Jordan, Palestinians urge emergency meetings ahead of Trump's expected Jerusalem decision - reports
Jordan, which hosted the last Arab League summit and therefore serves as its current president, would invite members of the Arab League and the Organisation of Islamic Cooperation (OIC) to meet if Trump decides to acknowledge Jerusalem as the capital of the Jewish state, a senior diplomatic official told Reuters on condition of anonymity. The two organizations would "discuss ways of dealing with the consequences of such a decision that raised alarm and concern."
“It could ultimately hamper all efforts to get the peace process moving and holds a very high risk of provoking Arab and Muslim countries and Muslim communities in the West,” the source said.
Jordan is particularly sensitive to any change in Jerusalem's status, as King Abdullah's Hashemite dynasty is the custodian of Muslim holy sites in Jerusalem. Jordan, which lost East Jerusalem and the West Bank to Israel during the 1967 Arab-Israeli war, says the city's status needs to be decided only as part of a final settlement. “It is essential no unilateral decisions are made that would change the historic status quo of Jerusalem as an occupied city whose fate needs to be determined in final status talks within an overall peace package,” the senior diplomatic source said.

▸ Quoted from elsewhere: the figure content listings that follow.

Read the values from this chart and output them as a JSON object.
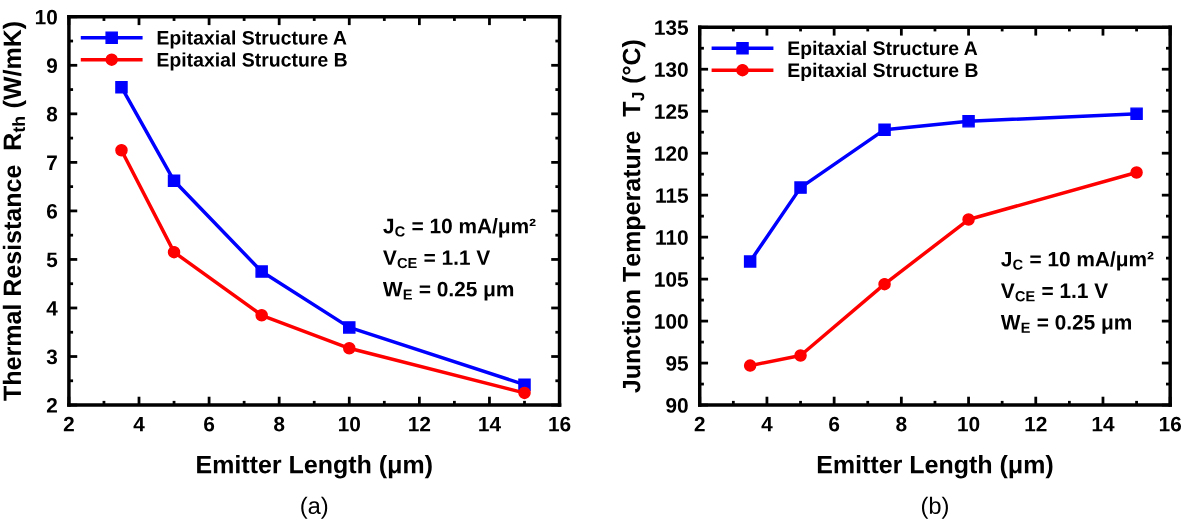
{
  "chart_data": [
    {
      "type": "line",
      "xlabel": "Emitter Length (μm)",
      "ylabel": "Thermal Resistance  R$_{th}$ (W/mK)",
      "x": [
        3.5,
        5,
        7.5,
        10,
        15
      ],
      "series": [
        {
          "name": "Epitaxial Structure A",
          "color": "#0000ff",
          "marker": "square",
          "values": [
            8.55,
            6.62,
            4.75,
            3.6,
            2.42
          ]
        },
        {
          "name": "Epitaxial Structure B",
          "color": "#ff0000",
          "marker": "circle",
          "values": [
            7.25,
            5.15,
            3.85,
            3.17,
            2.25
          ]
        }
      ],
      "xlim": [
        2,
        16
      ],
      "xticks": [
        2,
        4,
        6,
        8,
        10,
        12,
        14,
        16
      ],
      "ylim": [
        2,
        10
      ],
      "yticks": [
        2,
        3,
        4,
        5,
        6,
        7,
        8,
        9,
        10
      ],
      "legend": "top left",
      "grid": false,
      "annotations": [
        "J$_{C}$ = 10 mA/μm²\nV$_{CE}$ = 1.1 V\nW$_{E}$ = 0.25 μm",
        "(a)"
      ]
    },
    {
      "type": "line",
      "xlabel": "Emitter Length (μm)",
      "ylabel": "Junction Temperature  T$_{J}$ (°C)",
      "x": [
        3.5,
        5,
        7.5,
        10,
        15
      ],
      "series": [
        {
          "name": "Epitaxial Structure A",
          "color": "#0000ff",
          "marker": "square",
          "values": [
            107.1,
            115.9,
            122.8,
            123.8,
            124.7
          ]
        },
        {
          "name": "Epitaxial Structure B",
          "color": "#ff0000",
          "marker": "circle",
          "values": [
            94.7,
            95.9,
            104.4,
            112.1,
            117.7
          ]
        }
      ],
      "xlim": [
        2,
        16
      ],
      "xticks": [
        2,
        4,
        6,
        8,
        10,
        12,
        14,
        16
      ],
      "ylim": [
        90,
        135
      ],
      "yticks": [
        90,
        95,
        100,
        105,
        110,
        115,
        120,
        125,
        130,
        135
      ],
      "legend": "top left",
      "grid": false,
      "annotations": [
        "J$_{C}$ = 10 mA/μm²\nV$_{CE}$ = 1.1 V\nW$_{E}$ = 0.25 μm",
        "(b)"
      ]
    }
  ]
}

The Palestinians want East Jerusalem as the capital of their future state, while the international community does not recognize Israel's claim to all of the city. Palestinian President Mahmoud Abbas warned on Sunday that any recognition of Jerusalem as the capital of Israel would jeopardize Washington's Middle East peace efforts.
"Any American step related to the recognition of Jerusalem as capital of Israel, or moving the US Embassy to Jerusalem, represents a threat to the future of the peace process and is unacceptable for the Palestinians, Arabs and internationally,'' Abbas told a group of visiting Arab lawmakers from Israel, according to Wafa news agency.
The Arab League also warned on Sunday of "hazardous consequences" if the US recognizes Jerusalem as the capital of Israel. "If implemented, it would mark a change in Washington's historical stance that sees the holy city as an occupied Palestinian city and an integral part of the occupied Palestinian lands," Saeed Abu-Ali, assistant secretary general for the occupied Palestinian and Arab lands, said in an Arab League statement, as quoted by Xinhua.
Also on Sunday, Palestinian Authority Foreign Minister Riyad al-Maliki asked the heads of the Arab League and OIC to host emergency meetings over the expected move by Trump. “Maliki called for holding meetings of the Arab League and the Organization of Islamic Cooperation on the level of permanent representatives to discuss the imminent dangers facing Jerusalem and the holy sites,” Wafa reported. Maliki reportedly urged the meetings during calls with Arab League Secretary-General Ahmad Aboul Gheit and OIC Secretary-General Yousef al-Othaimeen.
Abbas's spokesman, Nabil Abu Rdeneh, said on Saturday that the Palestinian president has been in contact with Arab and world leaders to rally opposition against Trump's expected decision, noting that he had been in touch with Egypt, Jordan, Saudi Arabia, Qatar, Kuwait, and France. “We believe that such an American step, if it takes place, will enter the region in a new course, and a dangerous phase whose results cannot be controlled,” he said.
'Trump hasn’t decided on the move yet' – Kushner
Meanwhile, Trump's senior adviser and son-in-law Jared Kushner said on Sunday that the president has not yet made his decision on whether to formally recognize Jerusalem as Israel's capital. "He's still looking at a lot of different facts, and then when he makes his decision, he'll be the one to want to tell you, not me," he said at an annual conference on US policy in the Middle East in Washington, which is organized by the Brookings Institution think-tank.
Kushner has been holding meetings with regional leaders for months, ahead of an expected peace initiative. Details of that initiative are unknown, including whether Trump would follow in the footsteps of his predecessors when it comes to supporting the idea of an independent Palestinian state.
Chief Palestinian negotiator Saeb Erekat urged the US on Sunday not to change Jerusalem's status. Doing so "is not only going to promote international anarchy and disrespect for global institutions and law, but it will also be disqualifying itself to play any role in any initiative toward achieving a just and lasting peace," he said.
Reports that Trump was ready to recognize Jerusalem as Israel's capital first emerged on Friday, with AP and Reuters citing unnamed sources familiar with the issue. However, Trump is also expected to once again delay his campaign promise to move the US embassy to Jerusalem from Tel Aviv, where all foreign embassies are currently located.
Israel has been actively urging Washington to relocate its embassy. In May, Prime Minister Benjamin Netanyahu said the move would contribute to the Israeli-Palestinian peace process by "shattering the Palestinian fantasy that Jerusalem is not the capital of Israel." The Palestinians have been adamantly opposed to that notion from the beginning, with Palestine's UN envoy stating in November 2016 that Palestinians would make life "miserable" for the US if it transferred its embassy to Jerusalem.